While that question has been examined repeatedly over the last few weeks, and Democrats are certainly working to come up with an answer that allows them to chisel away at Trump’s obstruction, The New York Times’ reporting breaks the possibilities for those refusing to cooperate with Congress down to three basic categories: jail them, fine them, or impeach them. And of those three possibilities, it’s the last one that’s gaining steam—enough so that some Democrats who previously urged caution are now saying that impeachment “may be inevitable.”
House Majority Leader Steny Hoyer was one of the first to speak up against impeachment following the release of the special counsel report. As The Hill reported at the time, Hoyer declared that “going forward on impeachment is not worthwhile at this point.” Instead, Hoyer was one of those who urged hunkering down and hoping that the 2020 election would take Trump away. But on Wednesday, Hoyer seemed much more open to the idea, saying, “If the facts lead us to that objective, so be it.” Hoyer called Trump’s efforts to block access to materials and witnesses “perhaps the greatest cover-up of any president in American history.”
Trump’s efforts to block the House and Senate from seeing the unredacted Mueller report and supporting materials, and to block access to his taxes and financial records and prevent witnesses from testifying, are leaving Democrats with only one real option. Donald Trump is building the case for the impeachment of Donald Trump.
It wasn’t Nixon’s crimes in Watergate that started off impeachment proceedings. It was his refusal to turn over information, including the recordings he had made of White House conversations. That the courts eventually ordered Nixon to turn over the tapes, which included discussions with his top advisers held in the Oval Office, shows just how far Trump has extended the idea of privilege in casting a net over all the material connected to the Mueller report.
At the moment, the executive branch seems to be genuinely smug in its expansion of power. It’s ignored subpoenas. Barr can order the U.S. attorney to refuse the contempt citation soon to be on its way from the House. And Stephen Mnuchin can defy not just a congressional subpoena, but even a cut-and-dried law without taking so much as a scratch.
Past efforts to act through subpoenas and contempt citations have simply taken too long to be effective, even when courts have sided with Congress. Which is a big part of why Barr simply stopped the pretense of “negotiating” and issued a letter to Congress that might as well have been labeled “Come get me.”
If any of these actions were happening in a vacuum, Democrats might be content to take any one of them through the long procedures of civil trials and appeals. However, the fact that they’re all happening at once creates an almost irresistible pressure to deal with the obstruction in a definitive way—the only way that may be effective.
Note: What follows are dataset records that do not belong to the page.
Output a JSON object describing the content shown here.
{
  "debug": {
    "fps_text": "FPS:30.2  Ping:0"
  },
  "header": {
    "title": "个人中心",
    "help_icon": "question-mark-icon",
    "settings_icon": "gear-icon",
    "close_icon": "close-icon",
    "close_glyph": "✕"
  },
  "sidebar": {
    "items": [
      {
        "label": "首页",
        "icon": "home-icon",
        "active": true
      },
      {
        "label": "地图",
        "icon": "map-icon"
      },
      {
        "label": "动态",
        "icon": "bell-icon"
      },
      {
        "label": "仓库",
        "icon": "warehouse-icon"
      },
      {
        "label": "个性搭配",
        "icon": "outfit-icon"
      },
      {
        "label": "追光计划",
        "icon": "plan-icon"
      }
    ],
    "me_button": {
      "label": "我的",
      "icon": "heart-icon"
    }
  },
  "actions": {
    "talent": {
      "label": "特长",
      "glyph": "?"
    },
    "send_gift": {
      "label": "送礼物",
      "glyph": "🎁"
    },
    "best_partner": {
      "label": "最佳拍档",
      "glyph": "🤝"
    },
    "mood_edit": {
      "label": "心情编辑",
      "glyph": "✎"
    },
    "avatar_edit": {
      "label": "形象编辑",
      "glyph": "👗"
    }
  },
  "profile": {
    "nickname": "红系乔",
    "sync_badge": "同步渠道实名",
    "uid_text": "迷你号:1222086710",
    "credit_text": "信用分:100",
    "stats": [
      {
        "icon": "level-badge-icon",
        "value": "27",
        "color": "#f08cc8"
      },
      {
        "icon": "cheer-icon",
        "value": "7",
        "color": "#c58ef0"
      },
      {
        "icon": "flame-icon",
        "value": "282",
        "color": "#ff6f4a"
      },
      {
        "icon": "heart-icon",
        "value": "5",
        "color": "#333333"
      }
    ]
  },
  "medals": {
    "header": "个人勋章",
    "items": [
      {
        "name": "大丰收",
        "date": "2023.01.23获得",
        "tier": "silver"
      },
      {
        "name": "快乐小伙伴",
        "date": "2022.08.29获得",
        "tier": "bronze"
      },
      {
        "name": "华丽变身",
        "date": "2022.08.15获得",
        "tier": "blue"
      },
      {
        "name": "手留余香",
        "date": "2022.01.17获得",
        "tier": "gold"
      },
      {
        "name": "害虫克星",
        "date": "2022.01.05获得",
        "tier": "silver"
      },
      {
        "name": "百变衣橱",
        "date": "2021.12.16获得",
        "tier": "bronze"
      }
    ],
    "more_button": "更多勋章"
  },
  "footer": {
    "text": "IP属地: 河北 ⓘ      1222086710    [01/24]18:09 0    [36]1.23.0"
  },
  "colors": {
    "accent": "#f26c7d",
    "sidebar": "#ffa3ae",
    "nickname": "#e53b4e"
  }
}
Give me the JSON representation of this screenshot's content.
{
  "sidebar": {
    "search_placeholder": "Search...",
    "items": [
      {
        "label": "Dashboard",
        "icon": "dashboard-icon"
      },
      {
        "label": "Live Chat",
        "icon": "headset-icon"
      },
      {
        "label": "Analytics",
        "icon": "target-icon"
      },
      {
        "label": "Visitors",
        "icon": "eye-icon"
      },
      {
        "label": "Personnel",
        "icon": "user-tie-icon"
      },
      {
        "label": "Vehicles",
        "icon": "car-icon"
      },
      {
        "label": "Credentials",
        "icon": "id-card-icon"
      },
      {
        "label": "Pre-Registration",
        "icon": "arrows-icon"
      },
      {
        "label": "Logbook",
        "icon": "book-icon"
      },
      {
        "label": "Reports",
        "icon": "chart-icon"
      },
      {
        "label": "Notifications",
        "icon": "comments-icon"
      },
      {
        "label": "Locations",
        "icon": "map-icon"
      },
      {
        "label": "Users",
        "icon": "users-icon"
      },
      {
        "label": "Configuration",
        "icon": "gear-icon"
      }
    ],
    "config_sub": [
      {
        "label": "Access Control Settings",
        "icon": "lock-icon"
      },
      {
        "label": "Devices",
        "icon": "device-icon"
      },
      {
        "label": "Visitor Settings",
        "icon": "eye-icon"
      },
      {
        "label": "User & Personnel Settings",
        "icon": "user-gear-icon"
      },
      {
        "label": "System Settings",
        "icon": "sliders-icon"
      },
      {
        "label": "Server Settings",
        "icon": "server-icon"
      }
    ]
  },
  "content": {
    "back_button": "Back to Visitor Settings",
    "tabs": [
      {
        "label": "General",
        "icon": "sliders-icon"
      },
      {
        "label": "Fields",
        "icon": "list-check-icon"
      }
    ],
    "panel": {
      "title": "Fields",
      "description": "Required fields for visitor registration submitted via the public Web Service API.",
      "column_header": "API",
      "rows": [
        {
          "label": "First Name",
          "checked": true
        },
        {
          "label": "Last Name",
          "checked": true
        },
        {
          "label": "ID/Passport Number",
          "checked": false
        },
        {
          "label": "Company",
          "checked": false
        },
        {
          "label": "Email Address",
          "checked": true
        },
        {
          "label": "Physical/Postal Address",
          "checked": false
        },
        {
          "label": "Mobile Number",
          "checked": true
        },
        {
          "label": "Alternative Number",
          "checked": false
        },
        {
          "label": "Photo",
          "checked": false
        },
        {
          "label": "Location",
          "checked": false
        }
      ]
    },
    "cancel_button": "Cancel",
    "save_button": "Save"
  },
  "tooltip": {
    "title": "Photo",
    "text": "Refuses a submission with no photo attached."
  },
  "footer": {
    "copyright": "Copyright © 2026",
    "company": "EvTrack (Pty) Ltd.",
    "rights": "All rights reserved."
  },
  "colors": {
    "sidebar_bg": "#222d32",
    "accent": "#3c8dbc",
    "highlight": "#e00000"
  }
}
In addition to the contempt citation against Barr, House Democrats are considering building a “package” of citations that could be referred to the federal district court not as individual cases, but as a demonstration of a pattern of obstruction. Democrats would essentially be building something akin to a conspiracy charge against Trump—and perhaps racketeering as well, considering the way in which Trump has threatened former officials who are now private citizens.
This is being done with a deliberate focus on the articles of impeachment used against Nixon in Watergate. And Democrats aren’t being coy about this. Democratic Rep. David Cicilline said as much in explaining the strategy to the Times. Democrats may have been divided over the outcome of the Mueller report, but they are being united by Trump’s actions in obstruction. Acting against the obstruction is providing new energy and pushing even moderate Democrats to admit that impeachment may be the only action that remains to remove the barrier Trump has placed before Congress.
According to Democratic Rep. Pramila Jayapal, it’s a question not of waiting until the election, but of looking for three critical “data points” before launching formal impeachment proceedings. One of those is whether or not they can get the full, unredacted special counsel report. The second is whether the White House will allow former White House counsel Don McGahn to testify. And the third is whether Robert Mueller will be allowed to testify.
The answer to the first two points is already known. The clock is now ticking on the third.